Joan Falcao, a cattle rancher in South Hero, VT, is “struggling to compete with imported beef.” She says “Americans who want to support American producers need to know whether the animal came from the U.S. or not.”

Food standards and labeling policies are contained in the FSIS policy book that provides guidance on a voluntary basis to manufacturers for preparing labels that are “truthful and not misleading.” The petition would amend the policy book as a means to achieve Country of Origin Labeling (COOL) that was once written into law but removed by Congress at the behest of the World Trade Organization (WTO).

R-CALF sued Secretary of Agriculture Sonny Perdue regarding that action but lost the entire challenge in June. A federal judge found USDA is carrying out congressional intent. Congress removed the legal requirement for COOL after WTO granted Canada and Mexico permission to impose punitive tariffs on the U.S. over the issue.

The USCA letter says the problem now is that “there are no parameters dictating which beef products may be permissibly labeled as “Made in the U.SA.”, resulting in potential consumer confusion in the marketplace where beef, which is not born, raised and harvested in the United States is nonetheless voluntarily labeled as though it were a product of the U.S.”

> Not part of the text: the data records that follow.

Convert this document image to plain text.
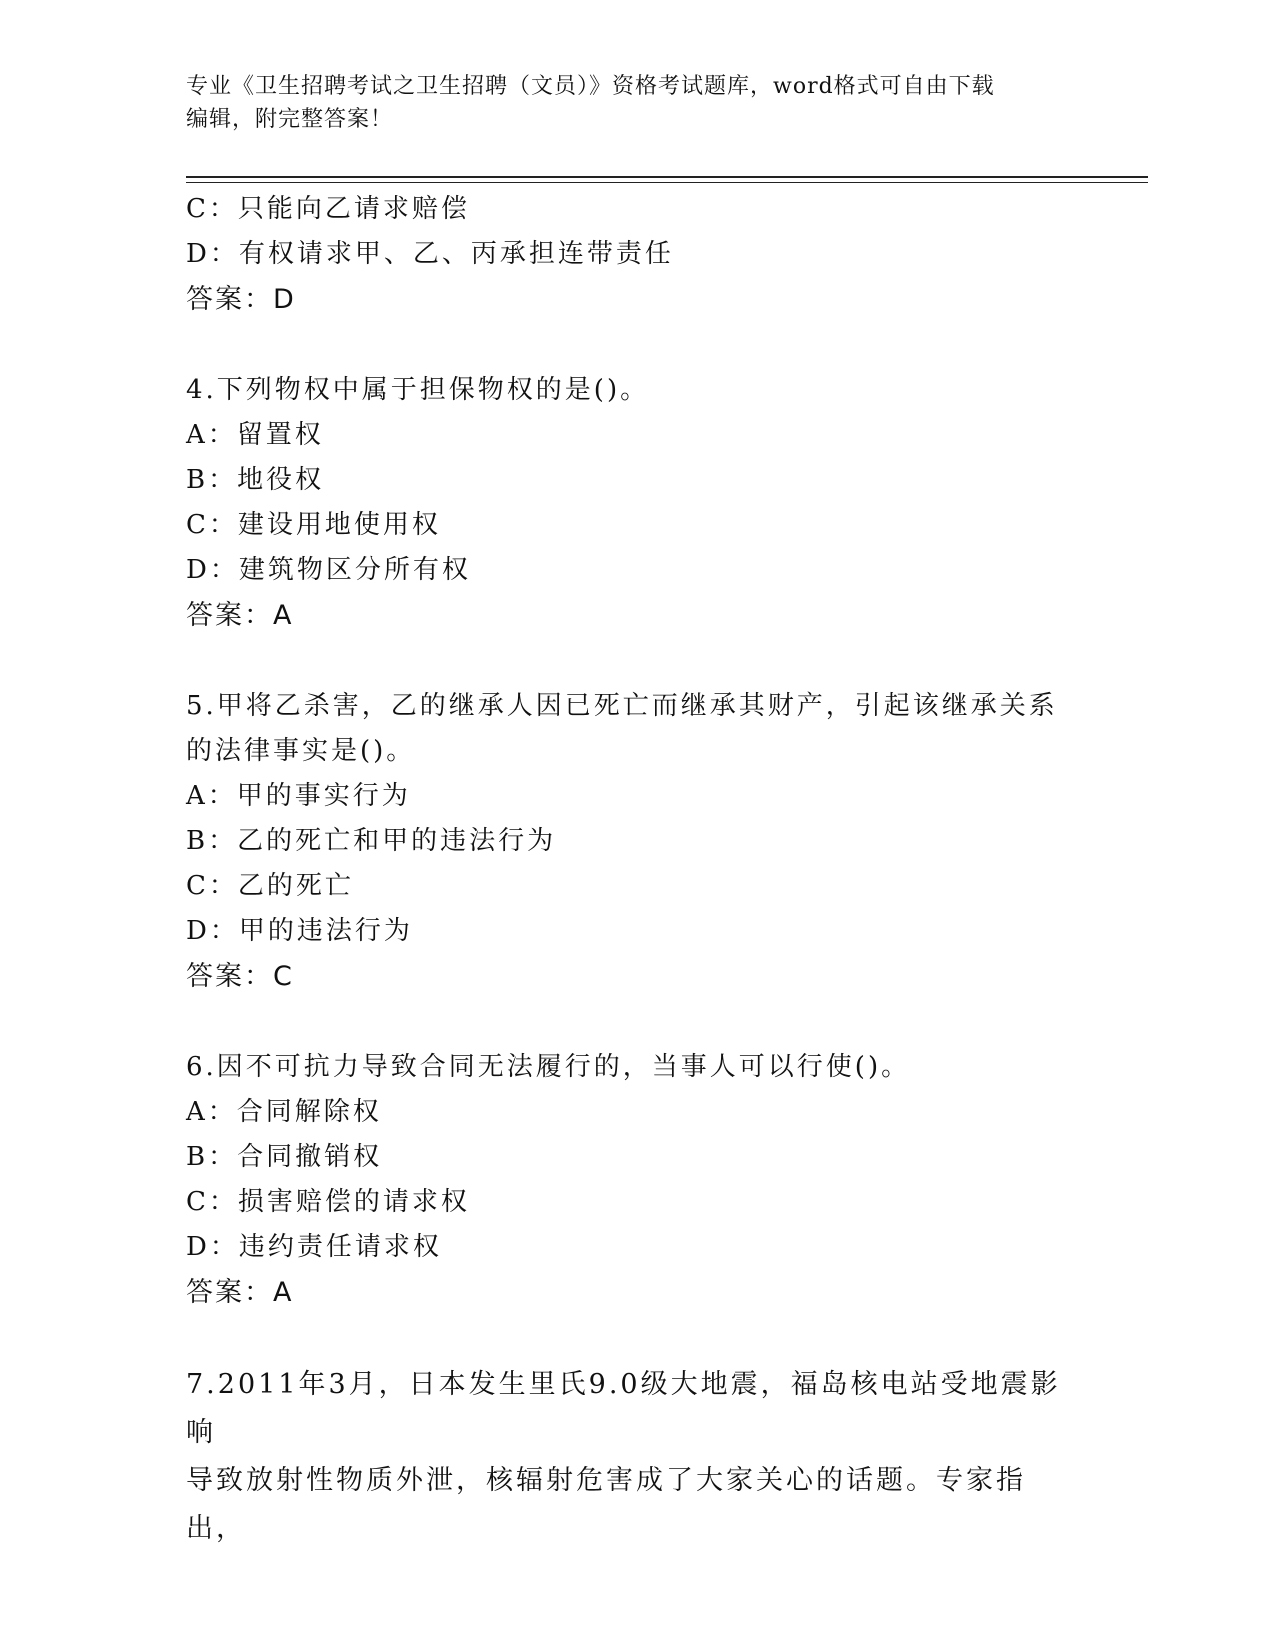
专业《卫生招聘考试之卫生招聘（文员）》资格考试题库，word格式可自由下载
编辑，附完整答案！
C：只能向乙请求赔偿
D：有权请求甲、乙、丙承担连带责任
答案：D
4.下列物权中属于担保物权的是()。
A：留置权
B：地役权
C：建设用地使用权
D：建筑物区分所有权
答案：A
5.甲将乙杀害，乙的继承人因已死亡而继承其财产，引起该继承关系
的法律事实是()。
A：甲的事实行为
B：乙的死亡和甲的违法行为
C：乙的死亡
D：甲的违法行为
答案：C
6.因不可抗力导致合同无法履行的，当事人可以行使()。
A：合同解除权
B：合同撤销权
C：损害赔偿的请求权
D：违约责任请求权
答案：A
7.2011年3月，日本发生里氏9.0级大地震，福岛核电站受地震影响
导致放射性物质外泄，核辐射危害成了大家关心的话题。专家指出，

Other organizations that have filed supportive comments include the National Farmers Union, National Family Farm Coalition, National Sustainable Agriculture Coalition, Farm Aid, Union of Concerned Scientists, Institute for Agriculture and Trade Policy, Western Organization of Resources Councils, United Food and Commercial Workers, The Humane Society of the United States, Natural Grocers, and Strauss Brands.